Medical Helicopter in VietnamI have some idea of the effect that war can have: my father served as a medic in Vietnam. His role was to leap out of helicopters, gather up the wounded and drag them back in, providing emergency medical support en route to a field hospital. He often would also have to man the gun to cover their escape. One spring, long ago, we went to Washington DC to the Vietnam Memorial: for those who are not aware of this touching monument, it is not much more than a series of black stone slabs inscribed with lists of the fallen. It was a sunny day, the air containing the kind of warmth that only occurs after the earth has just been freed from any hint of further winter freeze. My father was looking for one name in particular: he found it about halfway along. I don’t remember the name, but I asked my father, “Who is he, Dad, a friend of yours?”

“No,” he replied, “he died in my arms.”

We stood there for a long, quiet moment. My father reached out his hand and touched the name etched in stone. Then we moved on.

Later, while clearing some items out of my old room, I found his photo album from his Vietnam days: there were pictures of him as a young man, smiling in a carefree way which was alien to me. He had also taken a picture of the barren landscape around his base: the caption on the back was my first indication that he and I ever shared a similar sense of humour. He had written, “Here is the Happy Valley. Note the lovely buildings, beautiful roads and wonderful scenery. Ugh!”
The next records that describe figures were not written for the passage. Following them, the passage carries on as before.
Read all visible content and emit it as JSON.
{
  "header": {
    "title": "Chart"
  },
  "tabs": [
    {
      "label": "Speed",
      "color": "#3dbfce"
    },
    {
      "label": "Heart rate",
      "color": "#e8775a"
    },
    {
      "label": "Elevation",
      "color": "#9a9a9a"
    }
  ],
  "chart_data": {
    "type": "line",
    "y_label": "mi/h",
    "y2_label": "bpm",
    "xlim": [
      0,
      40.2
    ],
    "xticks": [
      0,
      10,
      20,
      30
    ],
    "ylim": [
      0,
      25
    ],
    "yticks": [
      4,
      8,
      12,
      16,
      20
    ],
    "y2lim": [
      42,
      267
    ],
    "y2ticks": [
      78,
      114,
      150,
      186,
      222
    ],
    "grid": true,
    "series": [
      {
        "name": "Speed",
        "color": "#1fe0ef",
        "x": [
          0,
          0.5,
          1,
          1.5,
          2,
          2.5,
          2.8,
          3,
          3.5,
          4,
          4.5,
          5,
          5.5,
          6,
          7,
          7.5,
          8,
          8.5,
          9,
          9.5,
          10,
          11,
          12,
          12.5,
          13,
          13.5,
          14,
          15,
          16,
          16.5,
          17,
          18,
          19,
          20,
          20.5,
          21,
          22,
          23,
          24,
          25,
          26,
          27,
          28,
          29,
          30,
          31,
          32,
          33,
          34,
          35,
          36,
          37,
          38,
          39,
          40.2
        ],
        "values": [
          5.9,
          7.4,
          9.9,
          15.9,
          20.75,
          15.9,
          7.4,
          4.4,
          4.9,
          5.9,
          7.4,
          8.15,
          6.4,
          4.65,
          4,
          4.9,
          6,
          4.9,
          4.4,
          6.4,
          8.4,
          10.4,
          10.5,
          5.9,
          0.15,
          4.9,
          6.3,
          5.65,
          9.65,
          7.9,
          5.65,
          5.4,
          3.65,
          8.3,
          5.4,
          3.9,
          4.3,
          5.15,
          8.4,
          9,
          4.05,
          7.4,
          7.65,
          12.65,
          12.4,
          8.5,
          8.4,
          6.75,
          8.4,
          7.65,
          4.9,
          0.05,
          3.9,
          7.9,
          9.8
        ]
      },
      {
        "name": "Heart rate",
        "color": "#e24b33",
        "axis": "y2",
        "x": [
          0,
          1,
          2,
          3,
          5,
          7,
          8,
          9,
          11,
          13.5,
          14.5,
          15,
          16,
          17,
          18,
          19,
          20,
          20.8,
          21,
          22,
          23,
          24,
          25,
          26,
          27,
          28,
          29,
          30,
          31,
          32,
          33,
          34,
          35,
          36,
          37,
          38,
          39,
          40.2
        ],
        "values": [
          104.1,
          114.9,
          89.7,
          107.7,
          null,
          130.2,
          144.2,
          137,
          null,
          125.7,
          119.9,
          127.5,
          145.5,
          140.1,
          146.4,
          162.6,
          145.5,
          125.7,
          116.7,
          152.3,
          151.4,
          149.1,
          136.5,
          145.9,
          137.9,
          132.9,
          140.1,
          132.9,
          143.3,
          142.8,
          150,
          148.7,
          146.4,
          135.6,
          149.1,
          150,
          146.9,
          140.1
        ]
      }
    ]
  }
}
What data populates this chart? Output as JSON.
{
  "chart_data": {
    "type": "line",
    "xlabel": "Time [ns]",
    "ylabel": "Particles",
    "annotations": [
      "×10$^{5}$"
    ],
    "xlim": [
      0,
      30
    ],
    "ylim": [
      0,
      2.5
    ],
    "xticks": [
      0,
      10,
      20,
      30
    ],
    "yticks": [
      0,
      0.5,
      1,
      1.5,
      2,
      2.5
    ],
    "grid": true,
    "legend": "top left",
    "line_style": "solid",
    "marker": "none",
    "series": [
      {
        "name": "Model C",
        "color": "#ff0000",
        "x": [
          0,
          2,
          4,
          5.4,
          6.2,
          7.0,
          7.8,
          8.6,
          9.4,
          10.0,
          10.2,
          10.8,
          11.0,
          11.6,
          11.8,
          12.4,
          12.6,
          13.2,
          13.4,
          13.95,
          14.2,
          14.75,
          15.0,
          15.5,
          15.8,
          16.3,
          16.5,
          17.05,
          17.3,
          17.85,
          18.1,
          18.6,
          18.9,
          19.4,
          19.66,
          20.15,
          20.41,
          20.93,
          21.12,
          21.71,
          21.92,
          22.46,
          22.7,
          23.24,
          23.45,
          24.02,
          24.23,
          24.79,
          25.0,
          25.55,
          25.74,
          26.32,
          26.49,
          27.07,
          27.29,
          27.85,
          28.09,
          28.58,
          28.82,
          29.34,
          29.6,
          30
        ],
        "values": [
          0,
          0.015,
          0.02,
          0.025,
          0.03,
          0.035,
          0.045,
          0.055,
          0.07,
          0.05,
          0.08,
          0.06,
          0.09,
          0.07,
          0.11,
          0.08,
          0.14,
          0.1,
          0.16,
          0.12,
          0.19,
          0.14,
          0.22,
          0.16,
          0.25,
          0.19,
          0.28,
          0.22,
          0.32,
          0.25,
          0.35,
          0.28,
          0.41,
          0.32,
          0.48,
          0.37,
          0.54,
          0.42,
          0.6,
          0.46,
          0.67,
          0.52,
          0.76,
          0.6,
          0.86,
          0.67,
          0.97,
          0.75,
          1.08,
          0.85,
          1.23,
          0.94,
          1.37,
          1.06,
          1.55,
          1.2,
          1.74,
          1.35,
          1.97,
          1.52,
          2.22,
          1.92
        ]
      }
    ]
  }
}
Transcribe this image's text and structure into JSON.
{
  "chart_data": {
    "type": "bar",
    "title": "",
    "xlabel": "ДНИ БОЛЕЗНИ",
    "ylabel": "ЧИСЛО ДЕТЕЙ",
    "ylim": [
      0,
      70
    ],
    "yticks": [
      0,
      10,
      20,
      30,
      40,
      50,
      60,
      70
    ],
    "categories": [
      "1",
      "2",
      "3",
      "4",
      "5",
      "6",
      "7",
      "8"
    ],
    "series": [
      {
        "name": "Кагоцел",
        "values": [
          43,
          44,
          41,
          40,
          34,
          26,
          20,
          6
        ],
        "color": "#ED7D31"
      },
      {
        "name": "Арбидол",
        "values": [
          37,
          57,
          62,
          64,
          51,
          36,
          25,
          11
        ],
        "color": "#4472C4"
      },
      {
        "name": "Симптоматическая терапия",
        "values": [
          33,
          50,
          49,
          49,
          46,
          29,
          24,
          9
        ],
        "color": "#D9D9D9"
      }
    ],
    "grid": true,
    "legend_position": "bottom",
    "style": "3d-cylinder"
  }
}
My father was a lucky man; he managed to leave the war without physical damage apart from contracting malaria. He went on to be a great success in life. But he too, like the Paralysed Veterans and the old gentlemen on unsteady feet at the Royal British Legion home, have more behind their eyes than most, retaining sights we cannot comprehend, nor do they wish to share. Support our troops? Then don’t consign them to be the flotsam of war.

We are living in an era of the hair trigger. Republican Presidential candidates who have never served talk openly and wildly about bombing Iran: the vacuity behind their eyes belies their ignorance. Those who don’t know war should respect what the glance that goes inward and backward tells us. War is the last resort. It is rare that its necessity is clear cut. It is rarer still that it achieves its desired results: we need only look at Iraq’s transition from a brutal dictatorship to a brutal pseudo-democracy which is more or less an Iranian client state to see this. We also need to remember that the consequences linger for decades. No doubt the Paralysed Veterans of America and the Royal British Legion will continue to do their good work long after I enter into my dotage. I can see myself with hands more wrinkled and gnarled than they are today, swiping my mobile phone over a scanner held by a fresh faced Royal British Legion volunteer, donating what I can. I hope that regardless of political outlook, this is what we all will do. While our military personnel did volunteer to put themselves in harm’s way, they generally have no political cause of their own, nor are they responsible for the imbecility or mendacity of politicians. But the consequences of that policy are all too real: does President Bush, I wonder, think of the veteran who is in a hospital in Maryland or Oregon, wearing a sweat soaked grey Army t-shirt, stretching, rising to stand on two artificial feet, hoping to recapture the youth and vigour so cruelly taken? Does Tony Blair, when out shopping, sometimes see a young man in a faded combat jacket who has lost the sight in an eye and wonder what has he done? Given the back slapping of today’s politicians in relation to potential wars of the future, I don’t think so. It is incumbent on the voters to not be so blind, to be deaf to the blandishment that combat is anything other than enervating, and to care for those who have already paid too high a price for both country and folly.